Better yet, even though the study was mainly focused on dementia, the researchers also found that being a regular user of the internet for longer periods of time in late adulthood was associated with delayed cognitive impairment in general—continuing to make the case for adding a daily catch-up on Facebook to your routine.

How much time should you spend on the internet?

As the study found, you don't have to be perpetually online to score the big benefits of regular online engagement. As the authors noted, internet usage had positive impacts only up to a certain point. Those participants who limited their online engagement to between 30 minutes and two hours experienced the most positive effects when it came to protecting their memory and cognitive health.

But the true magic number will likely differ between each person and how exactly they use the internet recreationally, including those who spend the majority of their workday on a screen. For some, several hours on the internet can elicit positive feelings, but for others, the doom scroll can turn into a doom spiral. Focus on using the internet as a tool for certain things you can't access elsewhere and as a means of staying engaged, especially if you use it socially, rather than letting it overtake all of your free time.

What happens when you spend too much time on the internet?

Be careful what you wish for when it comes to web surfing! Sometimes you can have too much of a good thing. While there are many positive impacts of the internet, including certain apps and programs that are helpful for memory and cognition, overuse of the internet can be a double-edged sword. As the results of the study concluded, the internet users who spent over 2 hours online actually increased their risk of dementia by between 1.3 and 2-fold compared to those that stayed in the optimal range of their daily web surf.

Not only that, but too much time on the internet can contribute to other health concerns—for both your physical and your mental health. Being too actively engaged online can adversely impact parts of your lifestyle. Sitting online too long can make you more sedentary, which can lead to a host of other health problems, including speeding up cognitive decline. Extensive screen time can also disrupt your sleep—an essential part of maintaining optimal brain health.

And don't forget the dreaded doom scroll! The internet is vast and oftentimes is full of irrelevant information and oversaturated with negative images and news. This can contribute to mental health implications, including lower self-worth and negative feelings associated with getting older—which can in turn contribute to feelings of anxiety or depression.

What other activities can help keep your brain active?
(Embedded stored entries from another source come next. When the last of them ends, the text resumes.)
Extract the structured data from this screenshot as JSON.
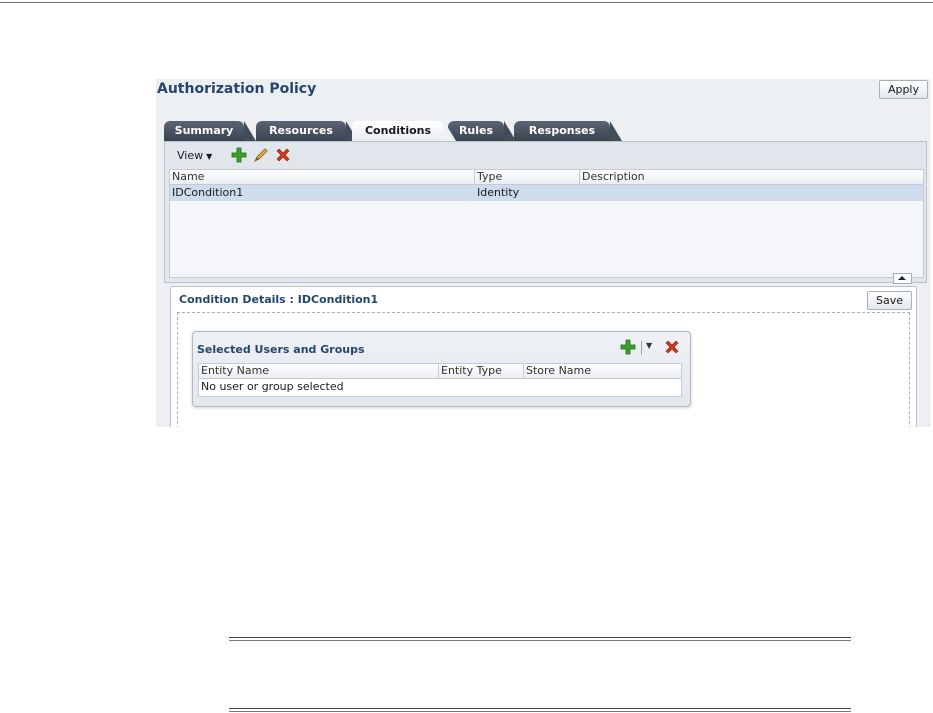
{
  "policy": {
    "title": "Authorization Policy",
    "apply_label": "Apply"
  },
  "tabs": [
    {
      "label": "Summary"
    },
    {
      "label": "Resources"
    },
    {
      "label": "Conditions"
    },
    {
      "label": "Rules"
    },
    {
      "label": "Responses"
    }
  ],
  "active_tab": "Conditions",
  "toolbar": {
    "view_label": "View",
    "icons": [
      "add-icon",
      "edit-icon",
      "delete-icon"
    ]
  },
  "conditions_table": {
    "columns": [
      "Name",
      "Type",
      "Description"
    ],
    "rows": [
      {
        "name": "IDCondition1",
        "type": "Identity",
        "description": ""
      }
    ]
  },
  "details": {
    "title": "Condition Details : IDCondition1",
    "save_label": "Save"
  },
  "users_groups": {
    "title": "Selected Users and Groups",
    "columns": [
      "Entity Name",
      "Entity Type",
      "Store Name"
    ],
    "empty_message": "No user or group selected"
  },
  "colors": {
    "title_blue": "#24466f",
    "tab_dark": "#3a4350",
    "selected_row": "#cfdcee",
    "add_green": "#3aa12a",
    "delete_red": "#d23a1e"
  }
}
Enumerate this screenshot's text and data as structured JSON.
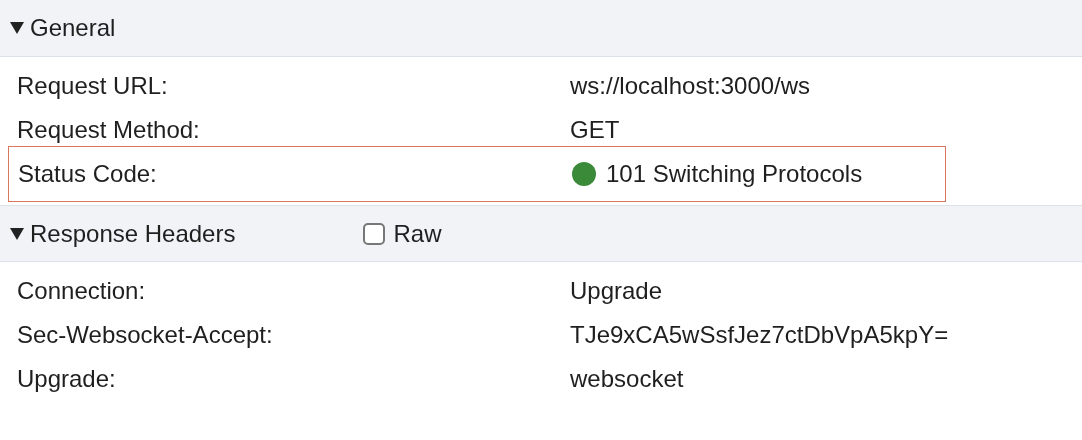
{
  "sections": [
    {
      "title": "General",
      "expanded": true,
      "rows": [
        {
          "label": "Request URL:",
          "value": "ws://localhost:3000/ws",
          "highlighted": false
        },
        {
          "label": "Request Method:",
          "value": "GET",
          "highlighted": false
        },
        {
          "label": "Status Code:",
          "value": "101 Switching Protocols",
          "highlighted": true,
          "color": "#3a8a3a"
        }
      ]
    },
    {
      "title": "Response Headers",
      "expanded": true,
      "raw": {
        "label": "Raw",
        "checked": false
      },
      "rows": [
        {
          "label": "Connection:",
          "value": "Upgrade",
          "highlighted": false
        },
        {
          "label": "Sec-Websocket-Accept:",
          "value": "TJe9xCA5wSsfJez7ctDbVpA5kpY=",
          "highlighted": false
        },
        {
          "label": "Upgrade:",
          "value": "websocket",
          "highlighted": false
        }
      ]
    }
  ]
}
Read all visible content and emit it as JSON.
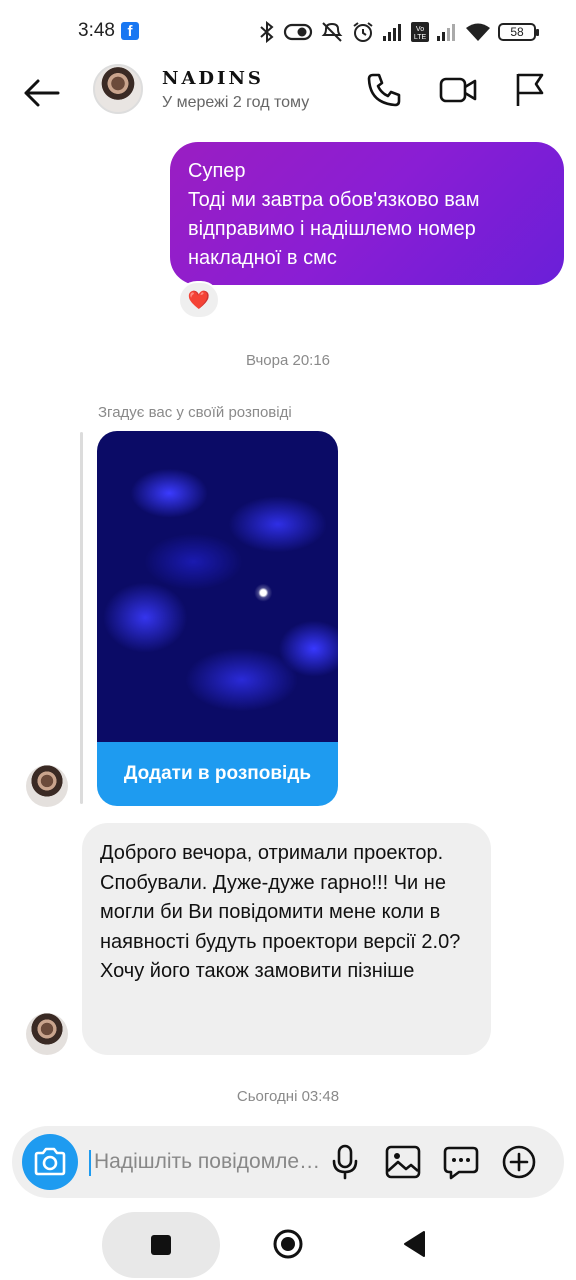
{
  "status_bar": {
    "time": "3:48",
    "battery": "58",
    "notification_icon": "facebook-icon",
    "icons": [
      "bluetooth-icon",
      "vpn-key-icon",
      "mute-icon",
      "alarm-icon",
      "cell-signal-icon",
      "volte-icon",
      "wifi-icon",
      "battery-icon"
    ]
  },
  "header": {
    "name": "NADINS",
    "status": "У мережі 2 год тому"
  },
  "thread": {
    "outgoing_message": "Супер\nТоді ми завтра обов'язково вам відправимо і надішлемо номер накладної в смс",
    "reaction": "❤️",
    "date_yesterday": "Вчора 20:16",
    "story_caption": "Згадує вас у своїй розповіді",
    "story_button": "Додати в розповідь",
    "incoming_message": "Доброго вечора, отримали проектор. Спобували. Дуже-дуже гарно!!! Чи не могли би Ви повідомити мене коли в наявності будуть проектори версії 2.0? Хочу його також замовити пізніше",
    "date_today": "Сьогодні 03:48"
  },
  "composer": {
    "placeholder": "Надішліть повідомлення..."
  },
  "colors": {
    "accent_blue": "#1e9bf0",
    "outgoing_gradient_start": "#9a1ec2",
    "outgoing_gradient_end": "#6a1fd8",
    "incoming_bg": "#efefef"
  }
}
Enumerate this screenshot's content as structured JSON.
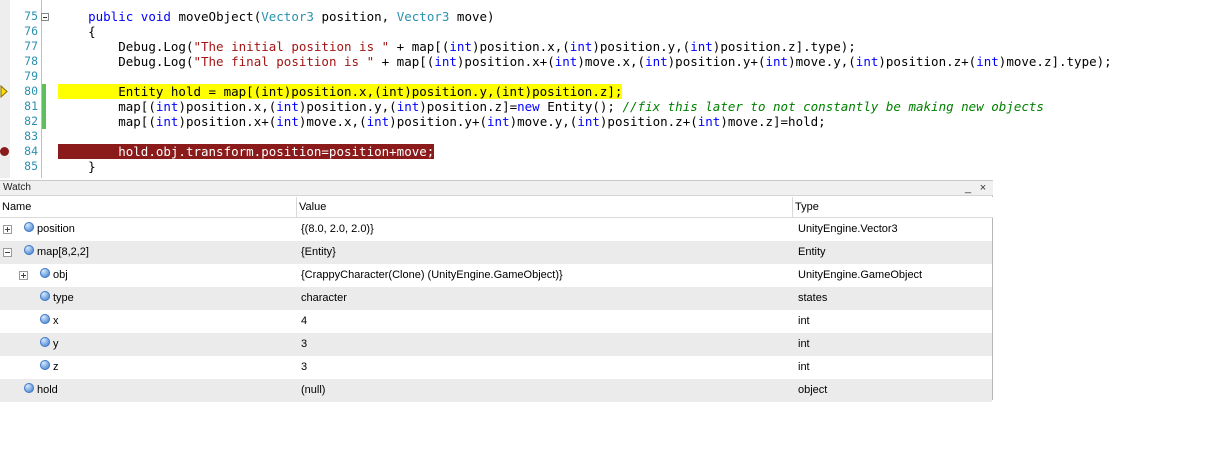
{
  "editor": {
    "lines": [
      {
        "num": "75",
        "indent": "    ",
        "tokens": [
          [
            "kw",
            "public "
          ],
          [
            "kw",
            "void "
          ],
          [
            "plain",
            "moveObject("
          ],
          [
            "type",
            "Vector3"
          ],
          [
            "plain",
            " position, "
          ],
          [
            "type",
            "Vector3"
          ],
          [
            "plain",
            " move)"
          ]
        ]
      },
      {
        "num": "76",
        "indent": "    ",
        "tokens": [
          [
            "plain",
            "{"
          ]
        ]
      },
      {
        "num": "77",
        "indent": "        ",
        "tokens": [
          [
            "plain",
            "Debug.Log("
          ],
          [
            "str",
            "\"The initial position is \""
          ],
          [
            "plain",
            " + map[("
          ],
          [
            "kw",
            "int"
          ],
          [
            "plain",
            ")position.x,("
          ],
          [
            "kw",
            "int"
          ],
          [
            "plain",
            ")position.y,("
          ],
          [
            "kw",
            "int"
          ],
          [
            "plain",
            ")position.z].type);"
          ]
        ]
      },
      {
        "num": "78",
        "indent": "        ",
        "tokens": [
          [
            "plain",
            "Debug.Log("
          ],
          [
            "str",
            "\"The final position is \""
          ],
          [
            "plain",
            " + map[("
          ],
          [
            "kw",
            "int"
          ],
          [
            "plain",
            ")position.x+("
          ],
          [
            "kw",
            "int"
          ],
          [
            "plain",
            ")move.x,("
          ],
          [
            "kw",
            "int"
          ],
          [
            "plain",
            ")position.y+("
          ],
          [
            "kw",
            "int"
          ],
          [
            "plain",
            ")move.y,("
          ],
          [
            "kw",
            "int"
          ],
          [
            "plain",
            ")position.z+("
          ],
          [
            "kw",
            "int"
          ],
          [
            "plain",
            ")move.z].type);"
          ]
        ]
      },
      {
        "num": "79",
        "indent": "",
        "tokens": []
      },
      {
        "num": "80",
        "indent": "        ",
        "tokens": [
          [
            "plain",
            "Entity hold = map[(int)position.x,(int)position.y,(int)position.z];"
          ]
        ]
      },
      {
        "num": "81",
        "indent": "        ",
        "tokens": [
          [
            "plain",
            "map[("
          ],
          [
            "kw",
            "int"
          ],
          [
            "plain",
            ")position.x,("
          ],
          [
            "kw",
            "int"
          ],
          [
            "plain",
            ")position.y,("
          ],
          [
            "kw",
            "int"
          ],
          [
            "plain",
            ")position.z]="
          ],
          [
            "kw",
            "new"
          ],
          [
            "plain",
            " Entity(); "
          ],
          [
            "cmt",
            "//fix this later to not constantly be making new objects"
          ]
        ]
      },
      {
        "num": "82",
        "indent": "        ",
        "tokens": [
          [
            "plain",
            "map[("
          ],
          [
            "kw",
            "int"
          ],
          [
            "plain",
            ")position.x+("
          ],
          [
            "kw",
            "int"
          ],
          [
            "plain",
            ")move.x,("
          ],
          [
            "kw",
            "int"
          ],
          [
            "plain",
            ")position.y+("
          ],
          [
            "kw",
            "int"
          ],
          [
            "plain",
            ")move.y,("
          ],
          [
            "kw",
            "int"
          ],
          [
            "plain",
            ")position.z+("
          ],
          [
            "kw",
            "int"
          ],
          [
            "plain",
            ")move.z]=hold;"
          ]
        ]
      },
      {
        "num": "83",
        "indent": "",
        "tokens": []
      },
      {
        "num": "84",
        "indent": "        ",
        "tokens": [
          [
            "red",
            "hold.obj.transform.position=position+move;"
          ]
        ]
      },
      {
        "num": "85",
        "indent": "    ",
        "tokens": [
          [
            "plain",
            "}"
          ]
        ]
      }
    ]
  },
  "watch": {
    "title": "Watch",
    "minimize_label": "_",
    "close_label": "×",
    "columns": {
      "name": "Name",
      "value": "Value",
      "type": "Type"
    },
    "rows": [
      {
        "name": "position",
        "value": "{(8.0, 2.0, 2.0)}",
        "type": "UnityEngine.Vector3",
        "expander": "plus",
        "level": 0,
        "alt": false
      },
      {
        "name": "map[8,2,2]",
        "value": "{Entity}",
        "type": "Entity",
        "expander": "minus",
        "level": 0,
        "alt": true
      },
      {
        "name": "obj",
        "value": "{CrappyCharacter(Clone) (UnityEngine.GameObject)}",
        "type": "UnityEngine.GameObject",
        "expander": "plus",
        "level": 1,
        "alt": false
      },
      {
        "name": "type",
        "value": "character",
        "type": "states",
        "expander": "none",
        "level": 1,
        "alt": true
      },
      {
        "name": "x",
        "value": "4",
        "type": "int",
        "expander": "none",
        "level": 1,
        "alt": false
      },
      {
        "name": "y",
        "value": "3",
        "type": "int",
        "expander": "none",
        "level": 1,
        "alt": true
      },
      {
        "name": "z",
        "value": "3",
        "type": "int",
        "expander": "none",
        "level": 1,
        "alt": false
      },
      {
        "name": "hold",
        "value": "(null)",
        "type": "object",
        "expander": "none",
        "level": 0,
        "alt": true
      }
    ]
  },
  "colors": {
    "current_statement_highlight": "#ffff00",
    "breakpoint_highlight": "#8b1a1a",
    "line_number": "#2b91af",
    "keyword": "#0000ff",
    "string": "#a31515",
    "comment": "#008000"
  }
}
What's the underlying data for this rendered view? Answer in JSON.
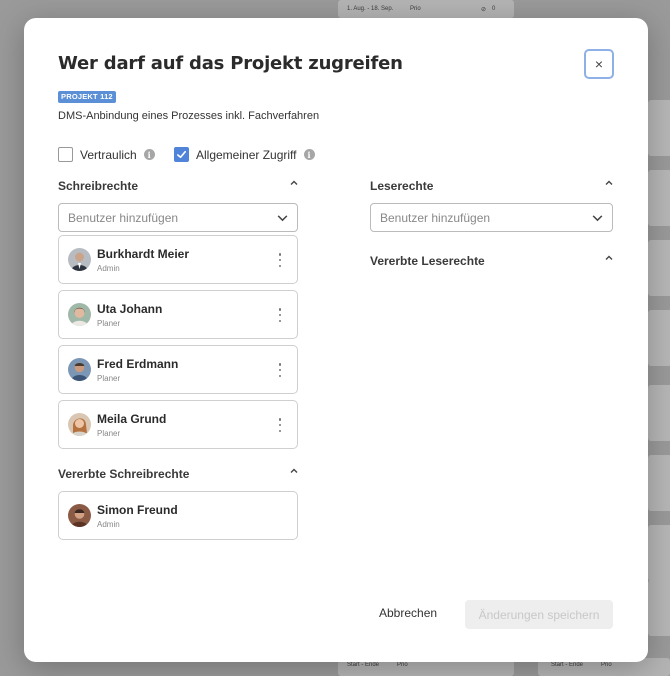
{
  "background": {
    "top_card_date": "1. Aug. - 18. Sep.",
    "top_card_prio": "Prio",
    "top_card_count": "0",
    "bottom_card_date": "Start - Ende",
    "bottom_card_prio": "Prio",
    "bottom_right_date": "Start - Ende",
    "bottom_right_prio": "Prio"
  },
  "modal": {
    "title": "Wer darf auf das Projekt zugreifen",
    "close_glyph": "×",
    "project_badge": "PROJEKT 112",
    "subtitle": "DMS-Anbindung eines Prozesses inkl. Fachverfahren",
    "checkboxes": [
      {
        "label": "Vertraulich",
        "checked": false
      },
      {
        "label": "Allgemeiner Zugriff",
        "checked": true
      }
    ],
    "write": {
      "title": "Schreibrechte",
      "add_placeholder": "Benutzer hinzufügen",
      "users": [
        {
          "name": "Burkhardt Meier",
          "role": "Admin"
        },
        {
          "name": "Uta Johann",
          "role": "Planer"
        },
        {
          "name": "Fred Erdmann",
          "role": "Planer"
        },
        {
          "name": "Meila Grund",
          "role": "Planer"
        }
      ]
    },
    "inherited_write": {
      "title": "Vererbte Schreibrechte",
      "users": [
        {
          "name": "Simon Freund",
          "role": "Admin"
        }
      ]
    },
    "read": {
      "title": "Leserechte",
      "add_placeholder": "Benutzer hinzufügen"
    },
    "inherited_read": {
      "title": "Vererbte Leserechte"
    },
    "footer": {
      "cancel_label": "Abbrechen",
      "save_label": "Änderungen speichern"
    }
  },
  "colors": {
    "accent": "#4f84d9",
    "badge": "#5b8fd6",
    "close_border": "#8fb0e6"
  }
}
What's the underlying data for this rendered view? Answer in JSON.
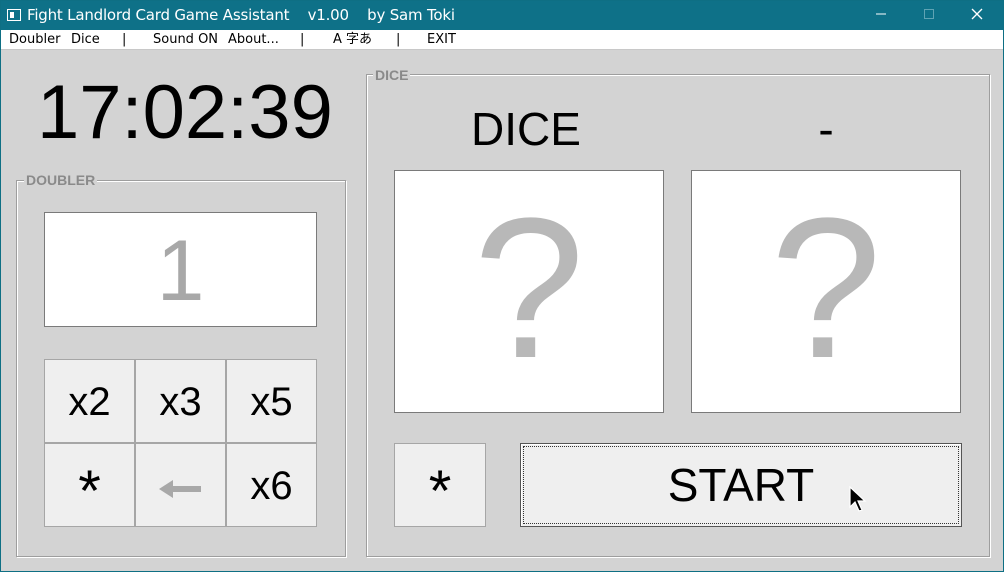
{
  "window": {
    "title": "Fight Landlord Card Game Assistant    v1.00    by Sam Toki",
    "minimize_glyph": "—",
    "close_glyph": "✕"
  },
  "menu": {
    "items": [
      "Doubler",
      "Dice",
      "|",
      "Sound ON",
      "About...",
      "|",
      "A 字あ",
      "|",
      "EXIT"
    ]
  },
  "clock": {
    "time": "17:02:39"
  },
  "doubler": {
    "label": "DOUBLER",
    "value": "1",
    "keys": [
      "x2",
      "x3",
      "x5",
      "*",
      "←",
      "x6"
    ]
  },
  "dice": {
    "label": "DICE",
    "title": "DICE",
    "result": "-",
    "die1_face": "?",
    "die2_face": "?",
    "star_label": "*",
    "start_label": "START"
  },
  "colors": {
    "titlebar": "#0e7188",
    "background": "#d3d3d3",
    "placeholder_gray": "#b8b8b8"
  }
}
Though the internet is a great tool in many ways, don't forget that there are other ways to keep your brain functioning optimally that don't rely on surfing the web or scrolling through social media. Dementia has a variety of risk factors but there are several different healthy lifestyle choices to help keep your brain active and fight cognitive decline. These include:

  • Prioritizing regular physical activity and exercise.
  • Eating a healthy diet—Did you know that the Mediterranean diet is particularly helpful for fighting dementia?
  • Getting consistent and high-quality sleep—Learning and memories are consolidated during sleep and sleep also gives your brain time to rest and rejuvenate.
  • Staying mentally active—Reading, writing, doing crossword and jigsaw puzzles, playing board games (like chess) or card games, even learning a new language or skill.
  • Being social—We already know social connections help you live longer, but they also help keep your brain young! Having a strong support network not only helps fight feelings of loneliness, but social activities are also key for engaging in several mental processes like attention and memory—with frequent engagement helping to strengthen neural networks and fight age-related cognitive decline.